The most challenging assignment in this search for individuality comes from the understanding of the fact that the contemporary urban youths are concerned with cultural identity, and their individual uniqueness is mingled up with emotion and mere sentiment for technologically refined heroes rather than traditional or cultural heroes. This subconscious conflict has created a consumptive society that is easily bored with
the monotony of daily events and desires an escape medium through a model or leader that is out of this world to usher in
a new trend or façade that will keep them elusive.
This ideal is often the subtle underlying thought pattern that pervades the comic books, which substitute mystery, magic, religion, and witchcraft, for genetic mutation, test tube babies, technological fantasy, mutants and DNA alternation. That is why Super Man could fly high in the sky when,
traditionally, witches are well known to have the capacity for flying in the night with
a broomstick or otherwise. All of these describe certain attributes that
ensure comic book super heroes are, supposedly, not too human because they
have undergo certain processes that are unusual and perhaps can neither be regarded as deities or epic heroes because they have no place in the pantheon of the gods like the Greeks’ “Zeus” or the Yorubas’ “Sango”.
However, it is important to understand that super heroes’ invulnerability also helps to prove that which is moral, just and good; in essence what is lacking in the consumptive society is ever present their fantasy; their constant battle for justice to prevail, knowledge and understanding of scientific involvement and self control. Besides, an average villain in a comic story is a typical representation of an average society that has problem more within himself than outside himself, its quest for power, greed, aggressive and full of prejudices. These- feud, schism, revenge and jealousy are actually similar forces that motivate even the Greek/ African classical super heroes.

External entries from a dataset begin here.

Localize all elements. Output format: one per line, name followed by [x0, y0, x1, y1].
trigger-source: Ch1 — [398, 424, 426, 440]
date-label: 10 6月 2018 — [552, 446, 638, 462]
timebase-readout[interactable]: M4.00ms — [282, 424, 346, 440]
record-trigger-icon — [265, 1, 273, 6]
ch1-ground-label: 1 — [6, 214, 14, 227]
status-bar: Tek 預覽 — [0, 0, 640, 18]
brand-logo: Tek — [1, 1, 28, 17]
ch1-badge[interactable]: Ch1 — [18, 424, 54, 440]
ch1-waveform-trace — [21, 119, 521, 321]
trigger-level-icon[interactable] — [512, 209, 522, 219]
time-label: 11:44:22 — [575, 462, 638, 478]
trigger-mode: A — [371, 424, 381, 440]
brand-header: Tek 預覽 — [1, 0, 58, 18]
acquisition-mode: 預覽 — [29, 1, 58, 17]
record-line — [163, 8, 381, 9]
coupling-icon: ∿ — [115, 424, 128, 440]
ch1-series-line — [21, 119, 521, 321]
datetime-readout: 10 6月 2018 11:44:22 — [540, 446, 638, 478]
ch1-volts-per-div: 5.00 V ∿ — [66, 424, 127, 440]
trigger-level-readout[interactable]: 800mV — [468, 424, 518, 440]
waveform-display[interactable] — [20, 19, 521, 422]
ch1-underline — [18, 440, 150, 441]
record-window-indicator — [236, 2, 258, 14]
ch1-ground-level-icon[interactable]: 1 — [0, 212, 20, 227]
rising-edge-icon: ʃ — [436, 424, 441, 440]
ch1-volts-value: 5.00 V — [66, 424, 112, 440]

The reason for this re-evaluation is that feud, rebellion, revolt or schism are actually the oldest and most ancient paradigms that define that which is good from what is wrong.
It may be right to say that what makes one a super hero is as a result of another character’s fault or misinterpretation of what is the norm, from the society’s
point of view, and not necessarily doing what is wicked. In essence there is no power without weakness and no weakness without
power but, just like the Spider Man’s slogan - “with great power comes great responsibility”
there is the indication that every super hero, (either in African oral tradition, the Greek custom, comic books or the contemporary society) owes their community certain responsibilities, especially to make the consumptive society fully mature under this influence, because super heroism is more of social circumstance than a function of individuality.